I ragguagli radunati da Marco Polo su queste «donzelle» sono pienamente confermati da quanto sappiamo per altra via dall’antropologia culturale e dalla storia delle religioni (vd. la sintesi di Apffel Marglin 1994). Le “serve sacre”, che formano grandi congregazioni, sono effettivamente esperte nel canto e nella danza: a Puri, nell’Orissa, le devadâsî del sacrario di Jagannâtha rappresentano l’immagine vivente di Laksmî, sposa di Jagannâtha. Strettamente collegata con le energie generative della Terra, dispensatrice di beni e feracità, nutrice di tutti gli esseri, Laksmî è una personificazione della Grande Madre (vd. Scialpi 1989, p. 57). Le devadâsî, in quanto incarnazioni di Laksmî, signora dell’abbondanza, ne raffigurano gli attributi e i prestigi: le ballerine sacre che suonano e danzano nel tempio ornate di preziosi paramenti sono una manifestazione della ricchezza della dea. Nel testo marcopoliano è l’esibizione canora delle fanciulle, coperte soltanto da un perizoma, a ricomporre l’armonia e a garantire la prosperità della società umana. Questa funzione delle devadâsî è ben nota: le fanciulle consacrate agiscono per il benessere generale, assicurano la fertilità delle colture, favoriscono gli affari, portano pace e opulenza ai regni. Ancora: in India, le “serve della dea” non vanno a vivere in comunità ma continuano a risiedere nelle loro case («et dipoi ritornano a casa sua»), recandosi al tempio per officiare i riti cui sono preposte. Come si vede, tutto quanto riferisce il viaggiatore veneziano trova puntuale riscontro nella documentazione etnografica.

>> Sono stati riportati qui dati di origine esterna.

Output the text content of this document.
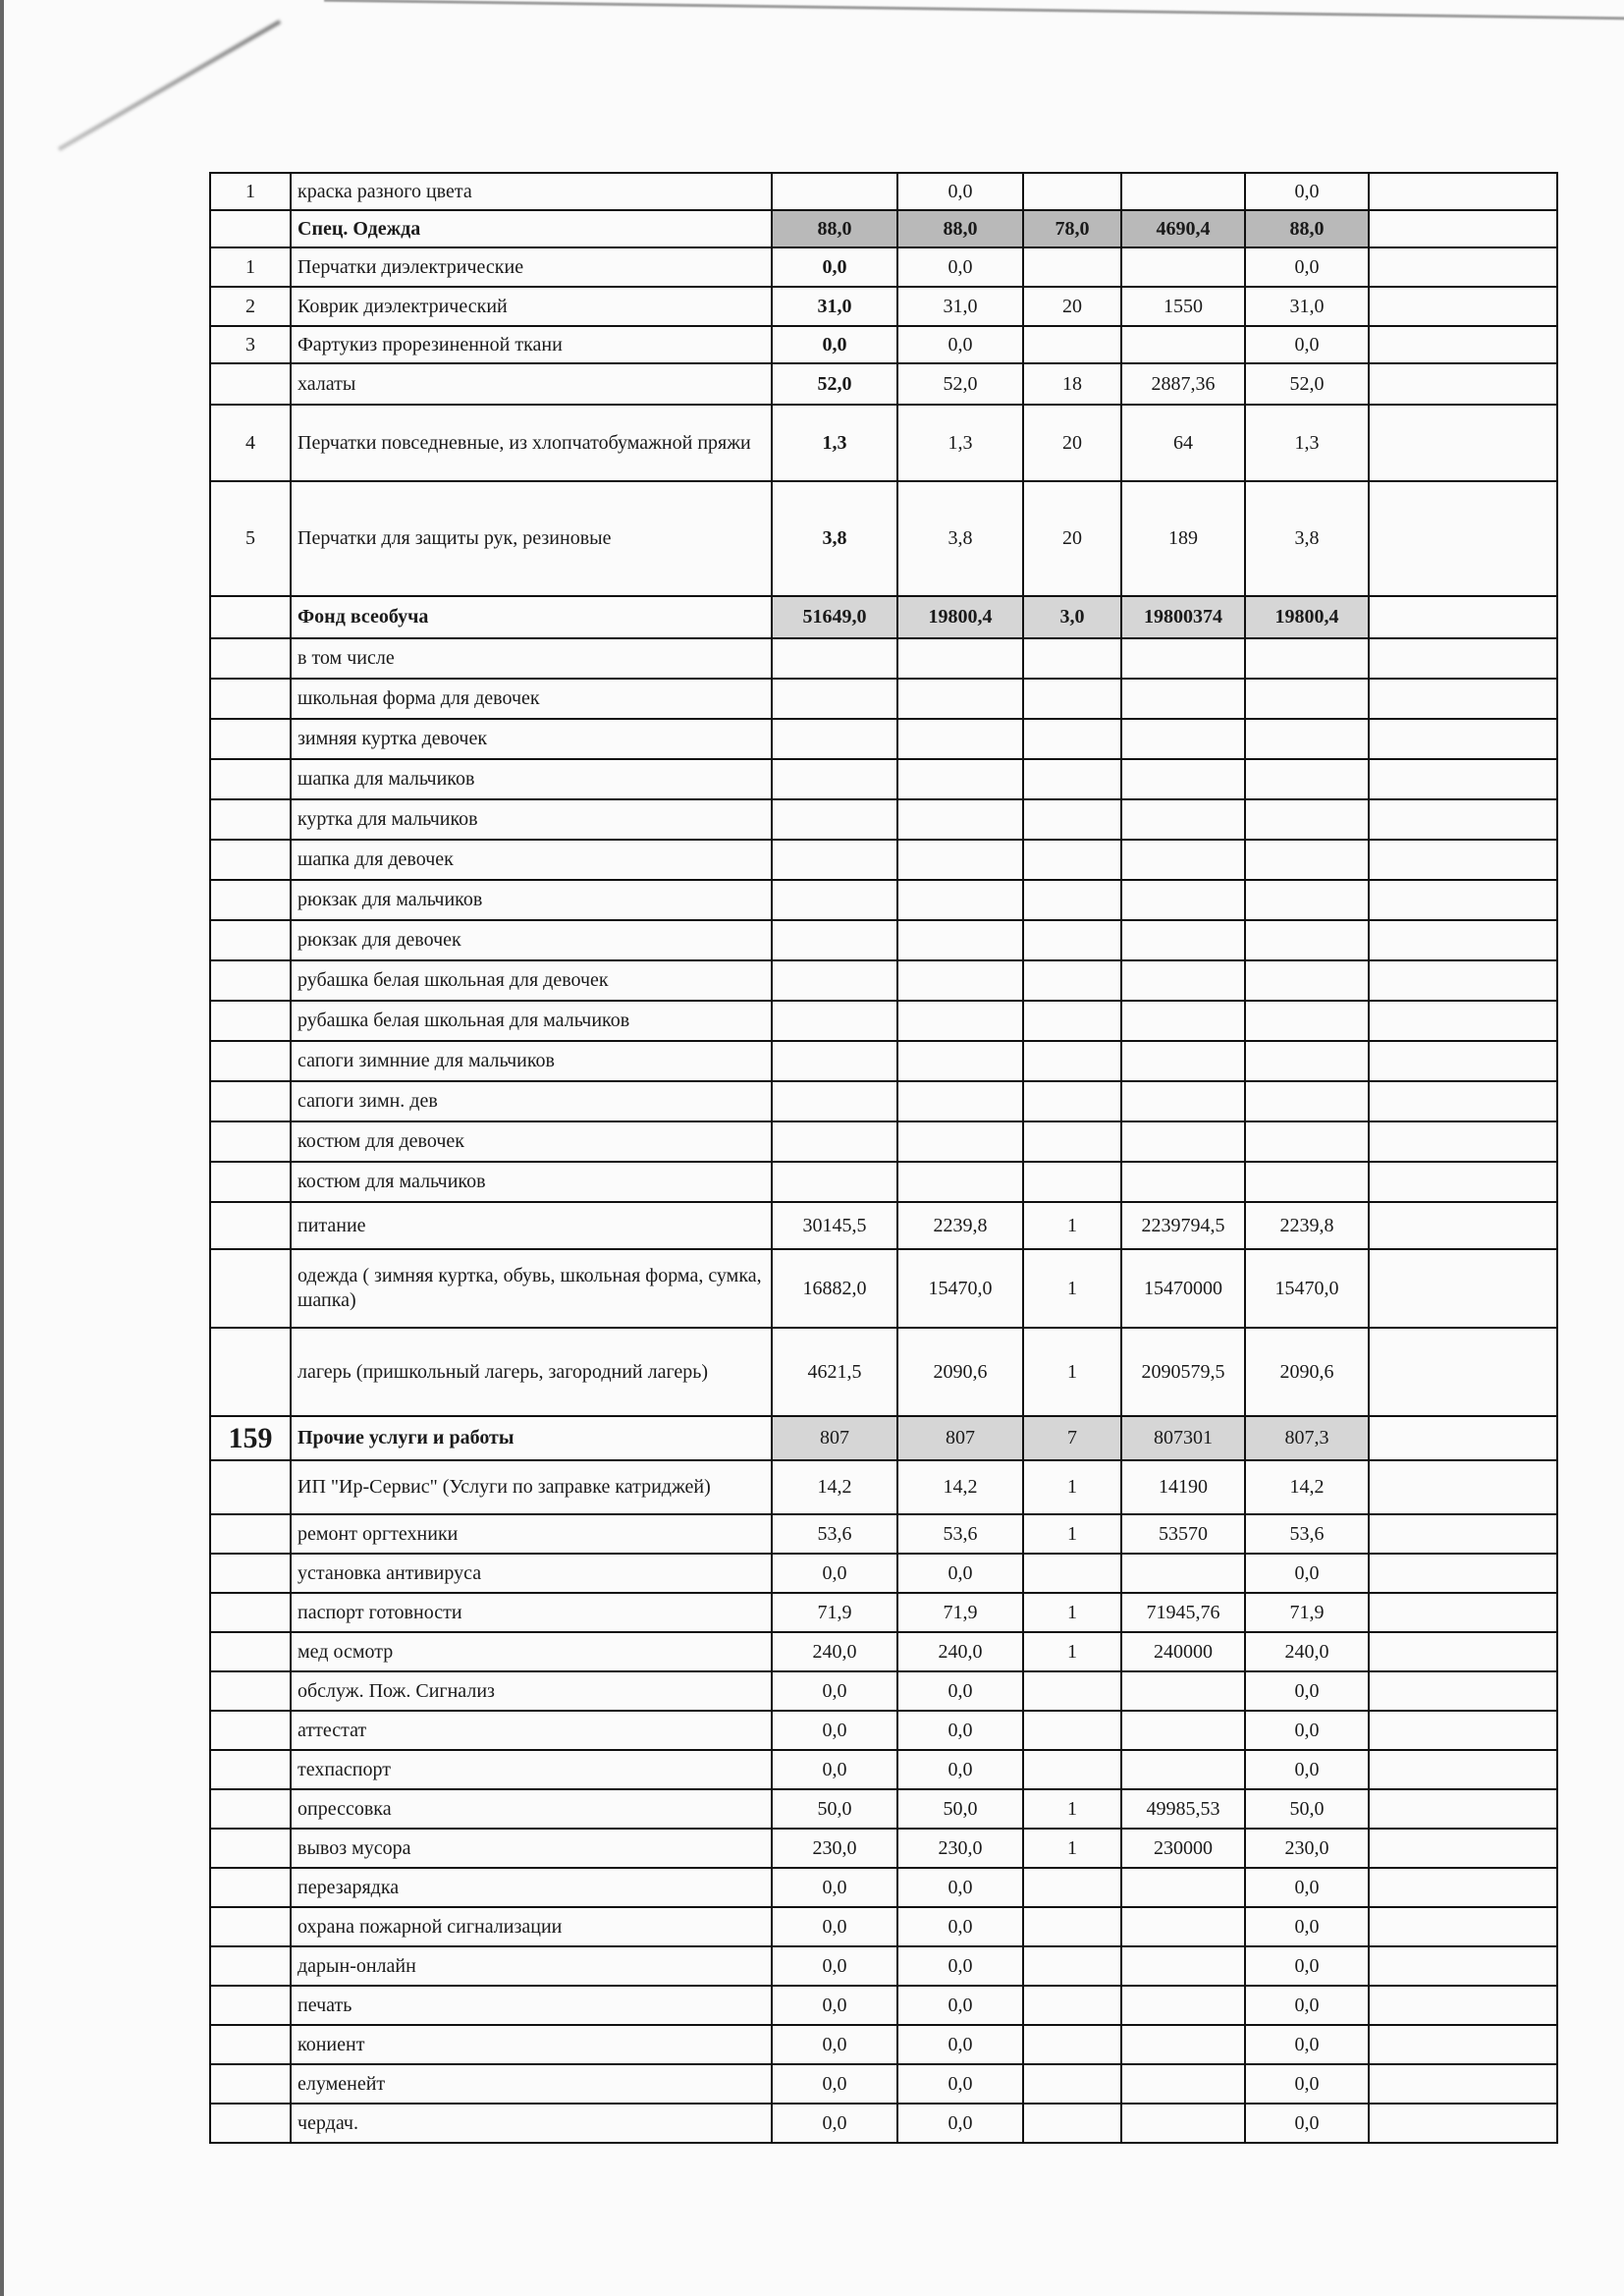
1	краска разного цвета		0,0			0,0	
	Спец. Одежда	88,0	88,0	78,0	4690,4	88,0	
1	Перчатки диэлектрические	0,0	0,0			0,0	
2	Коврик диэлектрический	31,0	31,0	20	1550	31,0	
3	Фартукиз прорезиненной ткани	0,0	0,0			0,0	
	халаты	52,0	52,0	18	2887,36	52,0	
4	Перчатки повседневные, из хлопчатобумажной пряжи	1,3	1,3	20	64	1,3	
5	Перчатки для защиты рук, резиновые	3,8	3,8	20	189	3,8	
	Фонд всеобуча	51649,0	19800,4	3,0	19800374	19800,4	
	в том числе						
	школьная форма для девочек						
	зимняя куртка девочек						
	шапка для мальчиков						
	куртка для мальчиков						
	шапка для девочек						
	рюкзак для мальчиков						
	рюкзак для девочек						
	рубашка белая школьная для девочек						
	рубашка белая школьная для мальчиков						
	сапоги зимнние для мальчиков						
	сапоги зимн. дев						
	костюм для девочек						
	костюм для мальчиков						
	питание	30145,5	2239,8	1	2239794,5	2239,8	
	одежда ( зимняя куртка, обувь, школьная форма, сумка, шапка)	16882,0	15470,0	1	15470000	15470,0	
	лагерь (пришкольный лагерь, загородний лагерь)	4621,5	2090,6	1	2090579,5	2090,6	
159	Прочие услуги и работы	807	807	7	807301	807,3	
	ИП "Ир-Сервис" (Услуги по заправке катриджей)	14,2	14,2	1	14190	14,2	
	ремонт оргтехники	53,6	53,6	1	53570	53,6	
	установка антивируса	0,0	0,0			0,0	
	паспорт готовности	71,9	71,9	1	71945,76	71,9	
	мед осмотр	240,0	240,0	1	240000	240,0	
	обслуж. Пож. Сигнализ	0,0	0,0			0,0	
	аттестат	0,0	0,0			0,0	
	техпаспорт	0,0	0,0			0,0	
	опрессовка	50,0	50,0	1	49985,53	50,0	
	вывоз мусора	230,0	230,0	1	230000	230,0	
	перезарядка	0,0	0,0			0,0	
	охрана пожарной сигнализации	0,0	0,0			0,0	
	дарын-онлайн	0,0	0,0			0,0	
	печать	0,0	0,0			0,0	
	кониент	0,0	0,0			0,0	
	елуменейт	0,0	0,0			0,0	
	чердач.	0,0	0,0			0,0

Sono assenti in Ramusio le informazioni di Z 107 83 sull’aspetto fisico e sulla disponibilità erotica delle devadâsî. Tale notazione allude in modo abbastanza chiaro a pratiche di ierodulia: le danzatrici addette al culto sono in pari tempo cortigiane templari, prostitute sacre dedite a riti di carattere sessuale. Z, è vero, non parla esplicitamente di rapporti intimi con le “serve della dea”, ma ricorda che i visitatori del tempio, dando un obolo, possono palpeggiare ad libitum i corpi delle ragazze. Il dato s’inserisce entro un insieme istituzionalizzato e rituale di attività sessuali connesse con il culto (vd. Apffel Marglin 1994, p. 268). Dunque in R mancano proprio i dettagli più scabrosi del dossier marcopoliano sulle devadâsî, o perché Ramusio non li trovò nella sua fonte (il codice Ghisi) o perché decise di escluderli sospettandoli spuri, ma è anche possibile, anzi probabile, che qui abbia agito un certo scrupolo moralistico o persino una vera e propria istanza censoria.